REFLEXION

LE RAMADHAN EN AOUT "DUR…DUR" : Une véritable épreuve

Le Ramadhan au mois d’août, "cela n’arrive que tous les 33 ou 36 ans". Beaucoup de jeunes vont donc le vivre pour la première fois. C’est vrai que ce sera difficile, les journées de jeûne sont longues, et ce pourrait être une véritable épreuve".



LE RAMADHAN EN AOUT "DUR…DUR" : Une véritable épreuve
Les algériens ont débutés le Ramadhan lundi passé pour trente jours de prières, de fêtes familiales mais aussi de jeûne. Et jeûner devient très rapidement une épreuve physique quand le Ramadhan tombe, comme cette année, en plein mois d’août. La chaleur se fait étouffante et les journées n’en finissent pas : il faut tenir quinze heures sans manger ni boire.

«Le plus dur, c’est de ne pas boire , c’est de ne pas fumer »
Le Ramadhan, c’est parti. Comme l’année passée le mois de jeûne des musulmans tombe en août et comme l’année passée ceux qui le pratiquent redoutent autant les longues journées que la chaleur, d’autant plus qu’il leur est interdit de boire. C’est notamment le cas Mourad, 18 ans, s’attend à «une leçon aussi spirituelle que physique». «Un jeûne accompli bien comme il le faut est récompensé sinon c'est l'enfer avec la chaleur qu’il fait», insiste Mourad , tout comme d’autres algériens .«Le plus dur, c’est de ne pas boire», renchérit Karim , 26 ans, qui pense à ses amis « fumeurs » «C’est très dur pour eux», Même constat pour les émigrés qui ont préféré resté cette année. «Le climat n’est pas génial donc ça ne change pas grand-chose des autres périodes de l’année», confie Farid , 24 ans. C’est alors la longueur des journées qui fait toute la différence par rapport aux ramadans qui se déroulent en hiver avec des périodes de jeûne beaucoup plus courtes.
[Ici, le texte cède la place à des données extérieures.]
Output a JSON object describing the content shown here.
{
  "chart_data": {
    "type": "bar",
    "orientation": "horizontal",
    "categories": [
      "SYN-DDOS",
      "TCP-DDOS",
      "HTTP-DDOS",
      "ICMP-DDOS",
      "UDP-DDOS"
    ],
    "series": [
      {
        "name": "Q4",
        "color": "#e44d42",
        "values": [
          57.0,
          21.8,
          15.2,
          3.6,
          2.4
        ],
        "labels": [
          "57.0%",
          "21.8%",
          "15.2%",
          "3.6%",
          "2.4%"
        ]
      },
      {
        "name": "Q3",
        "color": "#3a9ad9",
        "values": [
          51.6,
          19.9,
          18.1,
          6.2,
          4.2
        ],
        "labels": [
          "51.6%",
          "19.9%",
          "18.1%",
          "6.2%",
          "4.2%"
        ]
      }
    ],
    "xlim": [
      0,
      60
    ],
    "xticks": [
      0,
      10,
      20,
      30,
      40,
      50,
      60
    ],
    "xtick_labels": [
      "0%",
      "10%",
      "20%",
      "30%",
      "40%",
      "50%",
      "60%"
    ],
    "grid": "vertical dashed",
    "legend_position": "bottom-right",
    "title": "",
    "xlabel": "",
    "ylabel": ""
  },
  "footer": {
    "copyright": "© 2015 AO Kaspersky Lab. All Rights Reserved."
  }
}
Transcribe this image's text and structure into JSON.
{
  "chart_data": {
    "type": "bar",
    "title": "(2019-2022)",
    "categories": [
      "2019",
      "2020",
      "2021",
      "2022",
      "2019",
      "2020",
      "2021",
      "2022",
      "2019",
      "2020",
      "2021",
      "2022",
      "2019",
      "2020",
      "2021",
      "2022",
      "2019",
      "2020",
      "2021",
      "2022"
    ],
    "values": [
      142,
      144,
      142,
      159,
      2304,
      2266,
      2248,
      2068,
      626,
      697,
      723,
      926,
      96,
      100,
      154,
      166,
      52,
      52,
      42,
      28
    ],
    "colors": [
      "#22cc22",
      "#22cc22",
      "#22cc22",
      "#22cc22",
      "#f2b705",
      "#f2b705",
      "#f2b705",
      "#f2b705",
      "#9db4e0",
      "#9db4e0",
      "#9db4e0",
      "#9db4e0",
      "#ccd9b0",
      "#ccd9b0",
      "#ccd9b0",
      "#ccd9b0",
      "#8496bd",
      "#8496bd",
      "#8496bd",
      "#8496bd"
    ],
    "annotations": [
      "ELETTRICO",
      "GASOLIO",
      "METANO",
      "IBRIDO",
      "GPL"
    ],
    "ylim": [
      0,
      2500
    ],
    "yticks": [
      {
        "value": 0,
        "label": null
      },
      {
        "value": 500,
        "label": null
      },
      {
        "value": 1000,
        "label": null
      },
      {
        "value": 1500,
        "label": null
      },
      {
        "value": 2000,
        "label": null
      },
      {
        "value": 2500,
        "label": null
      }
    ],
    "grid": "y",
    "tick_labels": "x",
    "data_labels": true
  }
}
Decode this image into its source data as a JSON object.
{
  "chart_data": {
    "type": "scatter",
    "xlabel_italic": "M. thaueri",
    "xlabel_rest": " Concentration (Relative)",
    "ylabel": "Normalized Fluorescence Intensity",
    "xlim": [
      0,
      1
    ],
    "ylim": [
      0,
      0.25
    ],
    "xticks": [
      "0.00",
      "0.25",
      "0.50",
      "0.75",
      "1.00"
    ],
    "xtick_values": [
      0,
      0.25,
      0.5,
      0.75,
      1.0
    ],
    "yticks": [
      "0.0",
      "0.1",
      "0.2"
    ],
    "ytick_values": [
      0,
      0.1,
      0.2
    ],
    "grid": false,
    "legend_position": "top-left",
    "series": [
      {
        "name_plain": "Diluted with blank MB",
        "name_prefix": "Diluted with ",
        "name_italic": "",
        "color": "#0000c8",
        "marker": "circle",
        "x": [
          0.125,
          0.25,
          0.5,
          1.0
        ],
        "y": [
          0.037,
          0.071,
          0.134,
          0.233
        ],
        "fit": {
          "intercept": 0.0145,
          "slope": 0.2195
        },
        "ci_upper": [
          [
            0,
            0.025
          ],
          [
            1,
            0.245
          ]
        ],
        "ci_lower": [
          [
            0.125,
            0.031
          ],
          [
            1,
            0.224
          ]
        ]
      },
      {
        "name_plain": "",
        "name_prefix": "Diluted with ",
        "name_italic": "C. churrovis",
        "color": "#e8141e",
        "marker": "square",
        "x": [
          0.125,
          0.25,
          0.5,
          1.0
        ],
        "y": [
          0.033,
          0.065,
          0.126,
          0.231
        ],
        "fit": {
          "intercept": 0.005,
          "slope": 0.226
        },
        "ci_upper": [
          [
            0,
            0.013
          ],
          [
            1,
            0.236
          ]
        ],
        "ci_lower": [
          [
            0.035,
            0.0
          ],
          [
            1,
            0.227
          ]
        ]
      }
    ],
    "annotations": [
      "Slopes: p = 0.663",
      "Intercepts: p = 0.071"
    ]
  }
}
Cette année, comme les deux dernières, les dîners se dérouleront ainsi vers 20h30, à la tombée de la nuit, pour se compléter vers 4 ou 5h du matin, avant le lever du jour.

«Au début, on mange pas mal, mais ce n’est pas conseillé»
Il existe en effet des plats traditionnels, que l’on trouve particulièrement pour cette période telle qu’une soupe (Harira ), de petites entrées et des plats très sucrés pour finir le repas. Le reste est assez classique. Après que le jeûne ai été rompu à l’aide d’une datte, Salim, qui «ne veut pas trop maigrir, fera le plein de sucres lents, «des trucs qui calent, mais sans faire gonfler non plus».«Au début, on est assez enthousiaste, on mange pas mal, mais ce n’est pas conseillé», tempère cependant Karima. La plupart des gens interrogés, se contentent en effet de repas qui ne changent guère de leurs habitudes en dehors des plats spécifiques au ramadan. La pratique impose normalement de manger un autre vrai repas « Shour » avant le lever du jour.. Malgré toutes ces contraintes, la jeune femme rappelle le «côté enrichissant» du ramadan: «C’est un moment de partage, de lien avec notre culture.»

Le Ramadhan n’adoucit
pas les mœurs
Le Ramadhan n’adoucit pas les mœurs. Le Ramadhan serait risqué, les agressions et les accidents seraient en nette progression pendant le mois sacré. Les personnes se montreraient plus agressives. Un changement d’humeur qui augmenterait les rixes, les voies de fait, les agressions ainsi que les vols. Au travail et à la maison, les Algériens ne seraient pas non plus épargnés. Les accidents domestiques et les accidents professionnels augmenteraient de quelques pourcentages d’après les services d’urgences des hôpitaux.

Dispositif exceptionnel de sécurité
Redoutant une flambée de l’insécurité durant le mois de Ramadhan, les autorités algériennes ont mis en place un dispositif exceptionnel de sécurité, lit-on mardi sur Starafrica.com. Selon le site qui reprend des informations émanant de la cellule de communication de la gendarmerie nationale algérienne, ce corps de sécurité a déployé de gros moyens, groupes d’intervention de réserve, élites et gardes-frontières, à travers dans les 48 wilayas (préfectures) du pays. Le pouvoir algérien entend sécuriser les frontières terrestres, mosquées, marchés et lieux publics contre le banditisme, le terrorisme, la contrebande et les agressions. le dispositif concerne notamment la frontière de plus de 1.000 km avec la Libye, en plein Sahel, terre de prédilection des groupes islamistes. Il devrait être maintenu jusqu’à la rentrée.